Userspace cwd and userspace path canonicalization

Redox used to expose two system calls, chdir and getcwd, also a TODO from last post, which get and set the current working directory (identical to POSIX). This would modify an internal cwd string in each kernel context, used for canonicalizing paths while handing path-based syscalls (open, chmod (now removed in favor of fchmod), unlink, and rmdir), allowing e.g. open("./foo", O_RDONLY) => open("file:/path/to/foo", O_RDONLY). Now that userspace_cwd is merged however, the kernel will only allow already-canonicalized paths, i.e. enforce that both the scheme name and path are present. Hence, relibc will instead canonicalize the paths itself, and chdir/getcwd are implemented simply by accessing a global variable (although sigprocmask is run before and after). This global variable is passed in execve using auxiliary vectors.

But most importantly, the SYS_OPEN handler in the kernel, no longer resolves cross-scheme symlinks (i.e. handles EXDEV internally), which has also been moved to relibc. While also reducing the number of file operations initiated from the kernel, it reduces the amount of state needed for syscall handlers, which will be very helpful for a possible syscall multiplexing API (userspace-to-kernel io_uring).

Hopefully at some point, most if not all syscalls on Redox will be fully completion-based, i.e. the caller sends a request, waits (if blocking), and then asynchronously runs completion code (either returning from a blocking syscall, or in the future pushing an io_uring CQE). In the process, the kernel may become “stackless”, i.e. use the same kernel stack for all processes, and thereby reduce the memory footprint of contexts (threads) by an order of magnitude.

TODO

Luckily, the userspace initfs TODO, and fixing the orbital/orblogin bug, have both been finished!

On-demand paging is still not yet implemented, even though I have written a large part of it.
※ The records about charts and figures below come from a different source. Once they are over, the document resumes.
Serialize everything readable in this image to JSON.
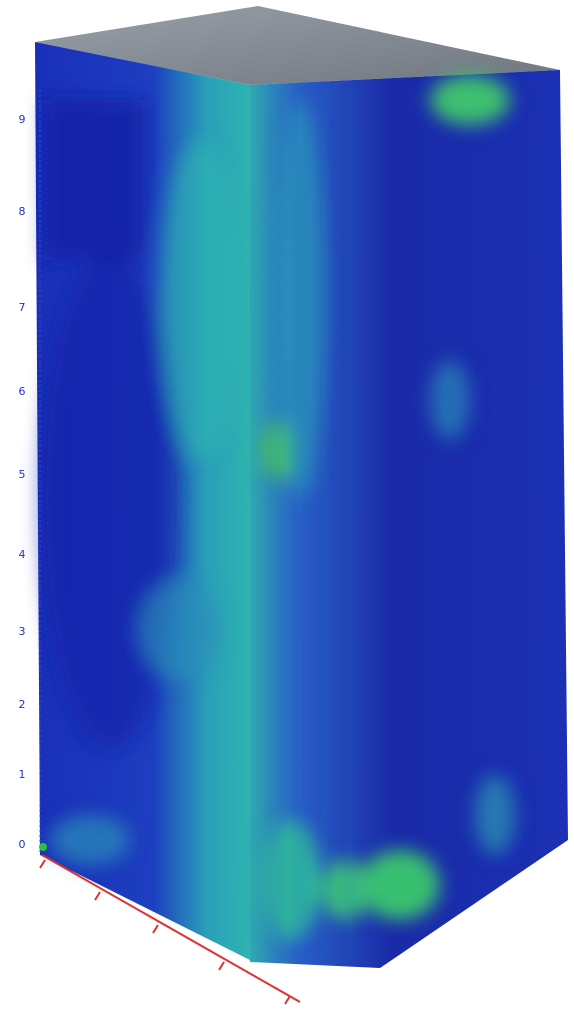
{
  "axis": {
    "tick_labels": [
      "9",
      "8",
      "7",
      "6",
      "5",
      "4",
      "3",
      "2",
      "1",
      "0"
    ]
  }
}
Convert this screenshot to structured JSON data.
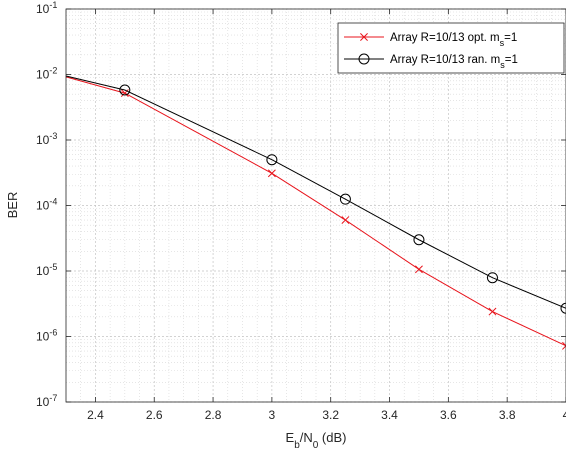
{
  "chart_data": {
    "type": "line",
    "xlabel": {
      "base": "E",
      "sub1": "b",
      "mid": "/N",
      "sub2": "0",
      "tail": " (dB)"
    },
    "ylabel": "BER",
    "xlim": [
      2.3,
      4.0
    ],
    "ylim_log10": [
      -7,
      -1
    ],
    "yscale": "log",
    "grid": "major and minor",
    "legend_position": "top-right",
    "x_ticks": [
      "2.4",
      "2.6",
      "2.8",
      "3",
      "3.2",
      "3.4",
      "3.6",
      "3.8",
      "4"
    ],
    "y_ticks": [
      {
        "base": "10",
        "exp": "-1",
        "value": 0.1
      },
      {
        "base": "10",
        "exp": "-2",
        "value": 0.01
      },
      {
        "base": "10",
        "exp": "-3",
        "value": 0.001
      },
      {
        "base": "10",
        "exp": "-4",
        "value": 0.0001
      },
      {
        "base": "10",
        "exp": "-5",
        "value": 1e-05
      },
      {
        "base": "10",
        "exp": "-6",
        "value": 1e-06
      },
      {
        "base": "10",
        "exp": "-7",
        "value": 1e-07
      }
    ],
    "series": [
      {
        "name": {
          "main": "Array R=10/13 opt. m",
          "sub": "s",
          "tail": "=1"
        },
        "color": "#e8141c",
        "marker": "x",
        "x": [
          2.3,
          2.5,
          3.0,
          3.25,
          3.5,
          3.75,
          4.0
        ],
        "y": [
          0.0092,
          0.0052,
          0.00031,
          6e-05,
          1.06e-05,
          2.4e-06,
          7.2e-07
        ]
      },
      {
        "name": {
          "main": "Array R=10/13 ran. m",
          "sub": "s",
          "tail": "=1"
        },
        "color": "#000000",
        "marker": "o",
        "x": [
          2.3,
          2.5,
          3.0,
          3.25,
          3.5,
          3.75,
          4.0
        ],
        "y": [
          0.0095,
          0.0058,
          0.0005,
          0.000125,
          3e-05,
          7.9e-06,
          2.7e-06
        ]
      }
    ]
  }
}
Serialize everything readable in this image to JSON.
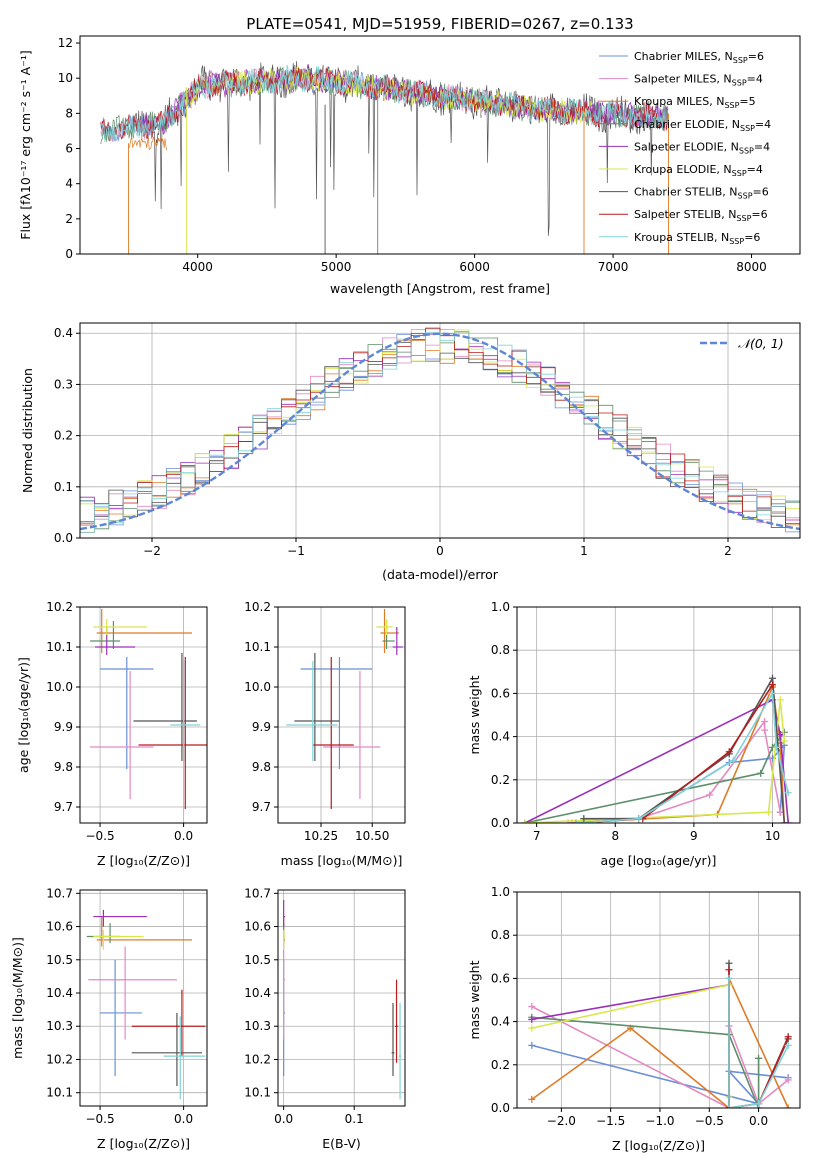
{
  "chart_data": [
    {
      "type": "line",
      "title": "PLATE=0541, MJD=51959, FIBERID=0267, z=0.133",
      "xlabel": "wavelength [Angstrom, rest frame]",
      "ylabel": "Flux [fλ10⁻¹⁷ erg cm⁻² s⁻¹ A⁻¹]",
      "xlim": [
        3150,
        8350
      ],
      "ylim": [
        0,
        12.4
      ],
      "xticks": [
        4000,
        5000,
        6000,
        7000,
        8000
      ],
      "yticks": [
        0,
        2,
        4,
        6,
        8,
        10,
        12
      ],
      "grid": false,
      "legend": "top-right",
      "series": [
        {
          "name": "Chabrier MILES, N",
          "sub": "SSP",
          "suffix": "=6",
          "color": "#6a8fd8"
        },
        {
          "name": "Salpeter MILES, N",
          "sub": "SSP",
          "suffix": "=4",
          "color": "#e38ac2"
        },
        {
          "name": "Kroupa MILES, N",
          "sub": "SSP",
          "suffix": "=5",
          "color": "#e07b28"
        },
        {
          "name": "Chabrier ELODIE, N",
          "sub": "SSP",
          "suffix": "=4",
          "color": "#5e8f6a"
        },
        {
          "name": "Salpeter ELODIE, N",
          "sub": "SSP",
          "suffix": "=4",
          "color": "#9b30b8"
        },
        {
          "name": "Kroupa ELODIE, N",
          "sub": "SSP",
          "suffix": "=4",
          "color": "#d6e84a"
        },
        {
          "name": "Chabrier STELIB, N",
          "sub": "SSP",
          "suffix": "=6",
          "color": "#555555"
        },
        {
          "name": "Salpeter STELIB, N",
          "sub": "SSP",
          "suffix": "=6",
          "color": "#b81c1c"
        },
        {
          "name": "Kroupa STELIB, N",
          "sub": "SSP",
          "suffix": "=6",
          "color": "#7fd3d8"
        }
      ]
    },
    {
      "type": "histogram",
      "xlabel": "(data-model)/error",
      "ylabel": "Normed distribution",
      "xlim": [
        -2.5,
        2.5
      ],
      "ylim": [
        0,
        0.42
      ],
      "xticks": [
        -2,
        -1,
        0,
        1,
        2
      ],
      "yticks": [
        0.0,
        0.1,
        0.2,
        0.3,
        0.4
      ],
      "grid": true,
      "legend": "top-right",
      "reference": {
        "name": "𝒩(0, 1)",
        "color": "#5f86d6",
        "mean": 0,
        "sigma": 1
      }
    },
    {
      "type": "errorbar",
      "xlabel": "Z [log₁₀(Z/Z⊙)]",
      "ylabel": "age  [log₁₀(age/yr)]",
      "xlim": [
        -0.62,
        0.14
      ],
      "ylim": [
        9.66,
        10.2
      ],
      "xticks": [
        -0.5,
        0.0
      ],
      "yticks": [
        9.7,
        9.8,
        9.9,
        10.0,
        10.1,
        10.2
      ],
      "points": [
        {
          "x": -0.34,
          "xerr": [
            0.16,
            0.16
          ],
          "y": 10.045,
          "yerr": [
            0.25,
            0.03
          ],
          "color": "#6a8fd8"
        },
        {
          "x": -0.32,
          "xerr": [
            0.24,
            0.14
          ],
          "y": 9.85,
          "yerr": [
            0.13,
            0.19
          ],
          "color": "#e38ac2"
        },
        {
          "x": -0.49,
          "xerr": [
            0.03,
            0.54
          ],
          "y": 10.135,
          "yerr": [
            0.05,
            0.06
          ],
          "color": "#e07b28"
        },
        {
          "x": -0.42,
          "xerr": [
            0.14,
            0.04
          ],
          "y": 10.115,
          "yerr": [
            0.02,
            0.05
          ],
          "color": "#5e8f6a"
        },
        {
          "x": -0.46,
          "xerr": [
            0.07,
            0.17
          ],
          "y": 10.1,
          "yerr": [
            0.02,
            0.05
          ],
          "color": "#9b30b8"
        },
        {
          "x": -0.46,
          "xerr": [
            0.08,
            0.24
          ],
          "y": 10.15,
          "yerr": [
            0.02,
            0.02
          ],
          "color": "#d6e84a"
        },
        {
          "x": -0.01,
          "xerr": [
            0.29,
            0.09
          ],
          "y": 9.915,
          "yerr": [
            0.1,
            0.17
          ],
          "color": "#555555"
        },
        {
          "x": 0.01,
          "xerr": [
            0.28,
            0.16
          ],
          "y": 9.855,
          "yerr": [
            0.16,
            0.22
          ],
          "color": "#b81c1c"
        },
        {
          "x": 0.0,
          "xerr": [
            0.08,
            0.1
          ],
          "y": 9.905,
          "yerr": [
            0.09,
            0.16
          ],
          "color": "#7fd3d8"
        }
      ]
    },
    {
      "type": "errorbar",
      "xlabel": "mass [log₁₀(M/M⊙)]",
      "xlim": [
        10.04,
        10.66
      ],
      "ylim": [
        9.66,
        10.2
      ],
      "xticks": [
        10.25,
        10.5
      ],
      "yticks": [
        9.7,
        9.8,
        9.9,
        10.0,
        10.1,
        10.2
      ],
      "points": [
        {
          "x": 10.34,
          "xerr": [
            0.19,
            0.16
          ],
          "y": 10.045,
          "yerr": [
            0.25,
            0.03
          ],
          "color": "#6a8fd8"
        },
        {
          "x": 10.44,
          "xerr": [
            0.18,
            0.1
          ],
          "y": 9.85,
          "yerr": [
            0.13,
            0.19
          ],
          "color": "#e38ac2"
        },
        {
          "x": 10.56,
          "xerr": [
            0.02,
            0.07
          ],
          "y": 10.135,
          "yerr": [
            0.05,
            0.06
          ],
          "color": "#e07b28"
        },
        {
          "x": 10.57,
          "xerr": [
            0.02,
            0.04
          ],
          "y": 10.115,
          "yerr": [
            0.02,
            0.05
          ],
          "color": "#5e8f6a"
        },
        {
          "x": 10.62,
          "xerr": [
            0.02,
            0.03
          ],
          "y": 10.1,
          "yerr": [
            0.02,
            0.05
          ],
          "color": "#9b30b8"
        },
        {
          "x": 10.57,
          "xerr": [
            0.05,
            0.03
          ],
          "y": 10.15,
          "yerr": [
            0.02,
            0.02
          ],
          "color": "#d6e84a"
        },
        {
          "x": 10.22,
          "xerr": [
            0.1,
            0.12
          ],
          "y": 9.915,
          "yerr": [
            0.1,
            0.17
          ],
          "color": "#555555"
        },
        {
          "x": 10.3,
          "xerr": [
            0.09,
            0.11
          ],
          "y": 9.855,
          "yerr": [
            0.16,
            0.22
          ],
          "color": "#b81c1c"
        },
        {
          "x": 10.21,
          "xerr": [
            0.13,
            0.12
          ],
          "y": 9.905,
          "yerr": [
            0.09,
            0.16
          ],
          "color": "#7fd3d8"
        }
      ]
    },
    {
      "type": "line",
      "xlabel": "age  [log₁₀(age/yr)]",
      "ylabel": "mass weight",
      "xlim": [
        6.75,
        10.35
      ],
      "ylim": [
        0,
        1.0
      ],
      "xticks": [
        7,
        8,
        9,
        10
      ],
      "yticks": [
        0.0,
        0.2,
        0.4,
        0.6,
        0.8,
        1.0
      ],
      "grid": true,
      "series": [
        {
          "color": "#6a8fd8",
          "x": [
            7.45,
            8.3,
            9.45,
            10.0,
            10.15,
            10.1
          ],
          "y": [
            0.0,
            0.02,
            0.28,
            0.3,
            0.36,
            0.05
          ]
        },
        {
          "color": "#e38ac2",
          "x": [
            7.4,
            8.3,
            9.2,
            9.9,
            9.9,
            10.1
          ],
          "y": [
            0.0,
            0.02,
            0.13,
            0.47,
            0.43,
            0.05
          ]
        },
        {
          "color": "#e07b28",
          "x": [
            7.5,
            9.3,
            10.0,
            10.1,
            10.15
          ],
          "y": [
            0.0,
            0.04,
            0.63,
            0.37,
            0.0
          ]
        },
        {
          "color": "#5e8f6a",
          "x": [
            6.85,
            9.85,
            10.0,
            10.15
          ],
          "y": [
            0.0,
            0.23,
            0.35,
            0.42
          ]
        },
        {
          "color": "#9b30b8",
          "x": [
            6.85,
            10.0,
            10.1,
            10.2
          ],
          "y": [
            0.0,
            0.57,
            0.41,
            0.0
          ]
        },
        {
          "color": "#d6e84a",
          "x": [
            6.85,
            9.95,
            10.1,
            10.15
          ],
          "y": [
            0.0,
            0.05,
            0.57,
            0.38
          ]
        },
        {
          "color": "#555555",
          "x": [
            7.6,
            8.3,
            9.45,
            10.0,
            10.15
          ],
          "y": [
            0.02,
            0.02,
            0.32,
            0.67,
            0.0
          ]
        },
        {
          "color": "#b81c1c",
          "x": [
            7.5,
            8.35,
            9.45,
            10.0
          ],
          "y": [
            0.0,
            0.02,
            0.33,
            0.64
          ]
        },
        {
          "color": "#7fd3d8",
          "x": [
            7.5,
            8.3,
            9.5,
            10.0,
            10.05,
            10.2
          ],
          "y": [
            0.0,
            0.02,
            0.29,
            0.6,
            0.35,
            0.14
          ]
        }
      ]
    },
    {
      "type": "errorbar",
      "xlabel": "Z [log₁₀(Z/Z⊙)]",
      "ylabel": "mass [log₁₀(M/M⊙)]",
      "xlim": [
        -0.62,
        0.14
      ],
      "ylim": [
        10.06,
        10.71
      ],
      "xticks": [
        -0.5,
        0.0
      ],
      "yticks": [
        10.1,
        10.2,
        10.3,
        10.4,
        10.5,
        10.6,
        10.7
      ],
      "points": [
        {
          "x": -0.41,
          "xerr": [
            0.09,
            0.16
          ],
          "y": 10.34,
          "yerr": [
            0.19,
            0.16
          ],
          "color": "#6a8fd8"
        },
        {
          "x": -0.35,
          "xerr": [
            0.22,
            0.31
          ],
          "y": 10.44,
          "yerr": [
            0.18,
            0.1
          ],
          "color": "#e38ac2"
        },
        {
          "x": -0.49,
          "xerr": [
            0.03,
            0.54
          ],
          "y": 10.56,
          "yerr": [
            0.02,
            0.07
          ],
          "color": "#e07b28"
        },
        {
          "x": -0.44,
          "xerr": [
            0.14,
            0.06
          ],
          "y": 10.57,
          "yerr": [
            0.02,
            0.04
          ],
          "color": "#5e8f6a"
        },
        {
          "x": -0.48,
          "xerr": [
            0.06,
            0.26
          ],
          "y": 10.63,
          "yerr": [
            0.03,
            0.02
          ],
          "color": "#9b30b8"
        },
        {
          "x": -0.48,
          "xerr": [
            0.06,
            0.24
          ],
          "y": 10.57,
          "yerr": [
            0.04,
            0.02
          ],
          "color": "#d6e84a"
        },
        {
          "x": -0.04,
          "xerr": [
            0.27,
            0.15
          ],
          "y": 10.22,
          "yerr": [
            0.1,
            0.12
          ],
          "color": "#555555"
        },
        {
          "x": -0.01,
          "xerr": [
            0.3,
            0.14
          ],
          "y": 10.3,
          "yerr": [
            0.09,
            0.11
          ],
          "color": "#b81c1c"
        },
        {
          "x": -0.02,
          "xerr": [
            0.1,
            0.15
          ],
          "y": 10.21,
          "yerr": [
            0.13,
            0.12
          ],
          "color": "#7fd3d8"
        }
      ]
    },
    {
      "type": "errorbar",
      "xlabel": "E(B-V)",
      "xlim": [
        -0.008,
        0.172
      ],
      "ylim": [
        10.06,
        10.71
      ],
      "xticks": [
        0.0,
        0.1
      ],
      "yticks": [
        10.1,
        10.2,
        10.3,
        10.4,
        10.5,
        10.6,
        10.7
      ],
      "points": [
        {
          "x": 0.0,
          "xerr": [
            0,
            0.002
          ],
          "y": 10.34,
          "yerr": [
            0.19,
            0.16
          ],
          "color": "#6a8fd8"
        },
        {
          "x": 0.0,
          "xerr": [
            0,
            0.002
          ],
          "y": 10.44,
          "yerr": [
            0.18,
            0.1
          ],
          "color": "#e38ac2"
        },
        {
          "x": 0.0,
          "xerr": [
            0,
            0.002
          ],
          "y": 10.56,
          "yerr": [
            0.02,
            0.07
          ],
          "color": "#e07b28"
        },
        {
          "x": 0.0,
          "xerr": [
            0,
            0.002
          ],
          "y": 10.57,
          "yerr": [
            0.02,
            0.04
          ],
          "color": "#5e8f6a"
        },
        {
          "x": 0.0,
          "xerr": [
            0,
            0.002
          ],
          "y": 10.63,
          "yerr": [
            0.03,
            0.05
          ],
          "color": "#9b30b8"
        },
        {
          "x": 0.0,
          "xerr": [
            0,
            0.002
          ],
          "y": 10.57,
          "yerr": [
            0.04,
            0.02
          ],
          "color": "#d6e84a"
        },
        {
          "x": 0.155,
          "xerr": [
            0.002,
            0.002
          ],
          "y": 10.22,
          "yerr": [
            0.07,
            0.15
          ],
          "color": "#555555"
        },
        {
          "x": 0.16,
          "xerr": [
            0.002,
            0.002
          ],
          "y": 10.3,
          "yerr": [
            0.11,
            0.14
          ],
          "color": "#b81c1c"
        },
        {
          "x": 0.165,
          "xerr": [
            0.002,
            0.002
          ],
          "y": 10.21,
          "yerr": [
            0.13,
            0.16
          ],
          "color": "#7fd3d8"
        }
      ]
    },
    {
      "type": "line",
      "xlabel": "Z [log₁₀(Z/Z⊙)]",
      "ylabel": "mass weight",
      "xlim": [
        -2.45,
        0.42
      ],
      "ylim": [
        0,
        1.0
      ],
      "xticks": [
        -2.0,
        -1.5,
        -1.0,
        -0.5,
        0.0
      ],
      "yticks": [
        0.0,
        0.2,
        0.4,
        0.6,
        0.8,
        1.0
      ],
      "grid": true,
      "series": [
        {
          "color": "#6a8fd8",
          "x": [
            -2.3,
            0.0,
            -0.3,
            0.3
          ],
          "y": [
            0.29,
            0.02,
            0.17,
            0.14
          ]
        },
        {
          "color": "#e38ac2",
          "x": [
            -2.3,
            -0.3,
            -0.3,
            0.0,
            0.3
          ],
          "y": [
            0.47,
            0.0,
            0.38,
            0.02,
            0.13
          ]
        },
        {
          "color": "#e07b28",
          "x": [
            -2.3,
            -1.3,
            -0.3,
            -0.3,
            0.3
          ],
          "y": [
            0.04,
            0.37,
            0.0,
            0.6,
            0.0
          ]
        },
        {
          "color": "#5e8f6a",
          "x": [
            -2.3,
            -0.3,
            0.0,
            0.0
          ],
          "y": [
            0.42,
            0.34,
            0.0,
            0.23
          ]
        },
        {
          "color": "#9b30b8",
          "x": [
            -2.3,
            -0.3,
            -0.3
          ],
          "y": [
            0.41,
            0.57,
            0.0
          ]
        },
        {
          "color": "#d6e84a",
          "x": [
            -2.3,
            -0.3,
            -0.3
          ],
          "y": [
            0.37,
            0.57,
            0.05
          ]
        },
        {
          "color": "#555555",
          "x": [
            -0.3,
            -0.3,
            0.0,
            0.3
          ],
          "y": [
            0.67,
            0.0,
            0.02,
            0.32
          ]
        },
        {
          "color": "#b81c1c",
          "x": [
            -0.3,
            -0.3,
            0.0,
            0.3
          ],
          "y": [
            0.64,
            0.0,
            0.02,
            0.33
          ]
        },
        {
          "color": "#7fd3d8",
          "x": [
            -0.3,
            -0.3,
            0.0,
            0.3
          ],
          "y": [
            0.6,
            0.0,
            0.02,
            0.29
          ]
        }
      ]
    }
  ]
}
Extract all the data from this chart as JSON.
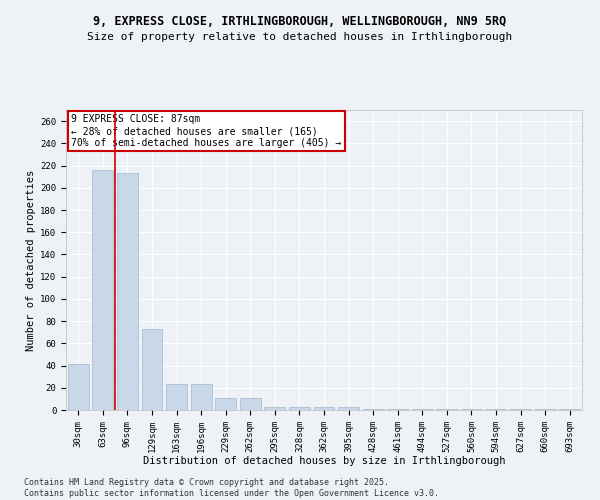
{
  "title_line1": "9, EXPRESS CLOSE, IRTHLINGBOROUGH, WELLINGBOROUGH, NN9 5RQ",
  "title_line2": "Size of property relative to detached houses in Irthlingborough",
  "xlabel": "Distribution of detached houses by size in Irthlingborough",
  "ylabel": "Number of detached properties",
  "categories": [
    "30sqm",
    "63sqm",
    "96sqm",
    "129sqm",
    "163sqm",
    "196sqm",
    "229sqm",
    "262sqm",
    "295sqm",
    "328sqm",
    "362sqm",
    "395sqm",
    "428sqm",
    "461sqm",
    "494sqm",
    "527sqm",
    "560sqm",
    "594sqm",
    "627sqm",
    "660sqm",
    "693sqm"
  ],
  "values": [
    41,
    216,
    213,
    73,
    23,
    23,
    11,
    11,
    3,
    3,
    3,
    3,
    1,
    1,
    1,
    1,
    1,
    1,
    1,
    1,
    1
  ],
  "bar_color": "#c8d8e8",
  "bar_edge_color": "#a0b8cc",
  "annotation_line1": "9 EXPRESS CLOSE: 87sqm",
  "annotation_line2": "← 28% of detached houses are smaller (165)",
  "annotation_line3": "70% of semi-detached houses are larger (405) →",
  "annotation_box_color": "#ffffff",
  "annotation_box_edge": "#cc0000",
  "red_line_color": "#cc0000",
  "ylim": [
    0,
    270
  ],
  "yticks": [
    0,
    20,
    40,
    60,
    80,
    100,
    120,
    140,
    160,
    180,
    200,
    220,
    240,
    260
  ],
  "background_color": "#eef2f7",
  "grid_color": "#ffffff",
  "footer_line1": "Contains HM Land Registry data © Crown copyright and database right 2025.",
  "footer_line2": "Contains public sector information licensed under the Open Government Licence v3.0.",
  "title_fontsize": 8.5,
  "subtitle_fontsize": 8.0,
  "axis_label_fontsize": 7.5,
  "tick_fontsize": 6.5,
  "annotation_fontsize": 7.0,
  "footer_fontsize": 6.0
}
This would allow optimizing ld.so and relibc’s execve, by calling mmap with CoW in order to load ELF segments, which is especially important when running rustc on Redox.

The syscall interface has also not been reworked either, but there is a clear need for overcoming the limitations of Packet (such as being limited to 4 args per scheme op), so the io_uring SQE format will very likely be used by scheme handlers soon, with or without using fancy ring buffers for passing them.

PTRACE_EVENT_CLONE is now sent to tracers, although some work is still needed there, and the acid ptrace test should be re-introduced (this was an issue before userspace_fexec too).

I also tried implementing (basic) KASLR as a side project, and succeeded, although with a visible performance cost (not sure why). It would also be interesting to implement regular userspace ASLR in the relibc fexec handler and possibly ld.so.